Horațiu Rădulescu

Horaţiu Rădulescu, born in Bucharest 1942, studied the violin privately with Nina Alexandrescu, a pupil of Enescu, and later composition at the Bucharest Academy of Music, where his teachers included Stefan Niculescu, Tiberiu Olah and Aurel Stroë, some of the leading figures of the newly emerging avant garde. Upon graduation in 1969 Rădulescu left Romania for the west, and settled in Paris, becoming a French citizen in 1974.

One of the first works to be completed in Paris was “Credo for nine cellos”, the first work to employ his spectral techniques. This technique “comprises variable distribution of the spectral energy, synthesis of the global sound sources, micro- and macro-form as sound-process, four simultaneous layers of perception and of speed, and spectral scordatura, i.e. rows of unequal intervals corresponding to harmonic scales” (Rădulescu 1993). These techniques were developed considerably in his music of subsequent decades. In the early 1970s he attended classes given by John Cage, György Ligeti, Karlheinz Stockhausen, and Iannis Xenakis at the Darmstadt Summer Courses, and by Luc Ferrari and Maurizio Kagel in Cologne. He presented his own music in Olivier Messiaen’s classes at the Paris Conservatoire in 1972/73.

Beginning in the early 1970s Rădulescu’s works began to be performed at the leading contemporary music festivals, including Utrecht, Darmstadt, Royan, Metz and Donaueschingen. From 1979 to 1981 he studied computer-assisted composition and psycho-acoustics at IRCAM, although his work makes relatively little use of electronic means of sound production. In 1983 he founded the ensemble European Lucero in Paris to perform his works, a variable ensemble consisting of soloists specialising in the techniques required for his music. In 1991 he founded the Lucero Festival.

In the mid-1980s Rădulescu was based in Freiburg in Germany, though for many years he retained an address in Versailles. In 1988 he lived in Berlin on a DAAD fellowship, and in 1989–1990 he was resident in San Francisco and Venice as a laureate of the Villa Medici hors les murs scholarship. In the mid–1990s he moved to Switzerland, living first in Clarens and later in Vevey. He died in Paris on 25 September 2008.

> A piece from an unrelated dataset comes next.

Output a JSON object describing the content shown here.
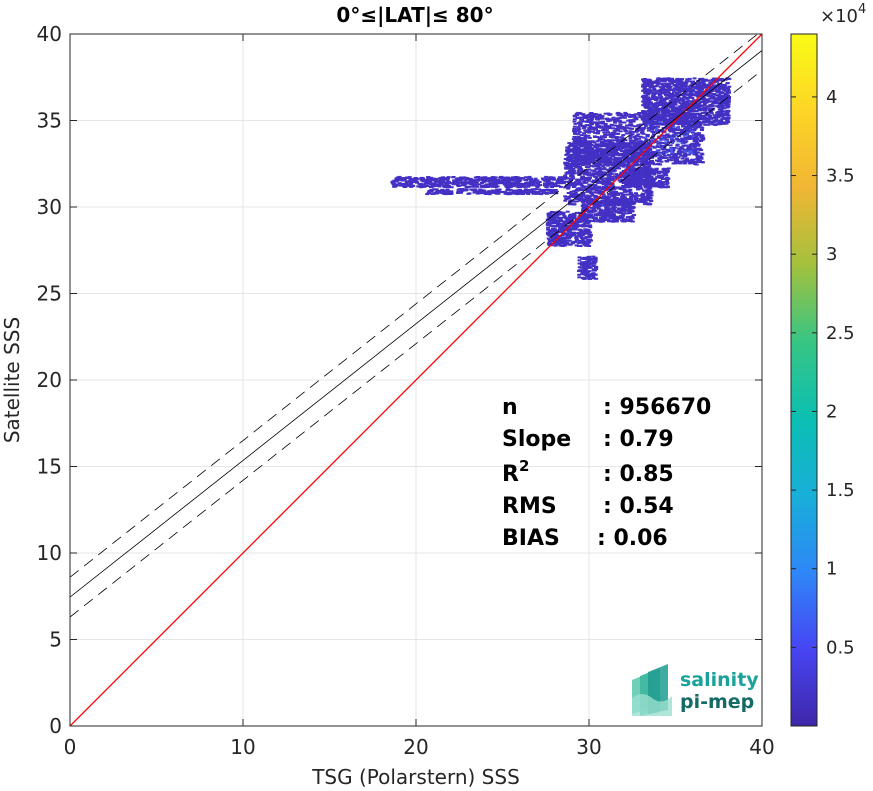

Rădulescu’s spectral techniques, as they evolved through the 1970s and beyond, are quite distinct from those of his French contemporaries Gérard Grisey and Tristan Murail. His compositional aim, as outlined in his book “Sound Plasma” (1975) was to bypass the historical categories of monody, polyphony and heterophony and to create musical textures with all elements in a constant flux. Central to this was an exploration of the harmonic spectrum, and by the invention of new playing techniques to bring out, and sometimes to isolate, the upper partials of complex sounds, on which new spectra could be built. The harmonic relationships in his music are based on these spectra and on the phenomena of sum and difference tones. The opening sonority of his fourth string quartet (1976-87), for example, is based on partials 21, 22 and 43 of a low C fundamental; this is an example of what Radulescu referred to as “self-generating functions” in his music, as partials 21 and 22 give in sum 43 and in difference 1, the fundamental. Much of his music for strings makes use of a “spectral scordatura”, where the open strings are retuned, often to simulations of the partials of a single harmonic spectrum.

Many of Rădulescu’s later works derive their poetic inspiration from the “Tao te ching” of Lao-tzu. The titles of his second, third, fourth, fifth and sixth piano sonatas, and of the fifth and sixth string quartets, are taken from this source. The piano sonatas, as well as his Piano Concerto “The Quest” (1996) and other later works, make use of folk melodies from his native Romania, integrating these with his spectral techniques.